Uma pessoa se apaixona por outra quando descobre nela algo muito importante para si. A paixão, neste caso, corresponderia a uma vivência intensa e profunda de fusão psíquica entre seres de identidades diversas capaz de propiciar a sensação de anexação da característica de um ser pelo outro ser, que valoriza muito aquela característica.
Ocorre que ninguém se apaixona por quem de algum modo não esteja também tocado pelo sentimento que despertou. Quando as duas partes envolvidas nesta experiência emocional se retroalimentam mutuamente, caminham na direção da plenitude dela, que, então, adquire uma densa e ainda misteriosa riqueza. Nada, então, absolutamente nada conseguirá impedir que o apaixonamento mútuo se constitua numa escavação psíquica-existencial com a qual cada uma das duas pessoas envolvidas nele abra com determinação na vida da outra o lugar que passará a ocupar definitivamente nela: nem a certeza da finitude do apaixonamento, advinda da percepção óbvia da impossibilidade de permanecer nele por longo tempo, devido sua alta voltagem emocional; nem os abismos emocionais que cercam os maravilhosos estados de felicidade e euforia do apaixonamento, criados por inevitáveis ciúmes, medos de perda, e todo tipo de insegurança entranhada em nós; nem o duro peso da verdade inafastável de que estamos programados para, a partir de certo momento da história de qualquer relacionamento, começarmos a destrui-lo posto que somos animais equipados de agressividade destinada a uso contra quem nos é próximo ou contra nós mesmos.
Na verdade, até os sofrimentos atrozes embutidos na experiência do apaixonamento contribuem para torná-lo marca definitiva e inapagável na trajetória de qualquer pessoa. Mas, obviamente, não é o sofrimento que lhe dá relevância. E sim a inacreditável alteração dos sentidos que provoca.
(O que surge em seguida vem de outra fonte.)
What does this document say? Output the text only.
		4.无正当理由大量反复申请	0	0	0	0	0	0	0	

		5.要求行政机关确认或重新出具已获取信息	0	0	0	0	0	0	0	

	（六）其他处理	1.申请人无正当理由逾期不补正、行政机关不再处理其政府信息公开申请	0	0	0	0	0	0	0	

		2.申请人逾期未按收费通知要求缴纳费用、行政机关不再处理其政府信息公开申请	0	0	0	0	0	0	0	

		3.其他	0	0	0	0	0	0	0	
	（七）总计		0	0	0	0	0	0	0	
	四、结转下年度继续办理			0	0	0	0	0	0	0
Como descreveu a poeta, o amor, neste caso, é uma droga pesada. Quem não a quer? Mesmo que seja apenas para explorar novas áreas de sua própria constituição psíquica. Aquelas que dão a sensação metafísica de termos alcançado um nível de calor afetivo muito acima do que os demais seres humanos julgam possível alcançar, numa quebra violenta da temperatura morna que nos mantém vivos apenas para cumprir a enfadonha rotina das obrigação diárias.
Não é à toa que apaixonamento envolve sexo, a área da existência humana de onde os antigos mestres de seminários religiosos extraíam um modo de ilustrar as delícias do paraíso celeste. Eles não diziam que "o céu é um orgasmo eterno"? Pois bem, o orgasmo com apaixonamento é, sem dúvida, o máximo que um ser humano pode atingir na busca pela felicidade posta a seu alcance.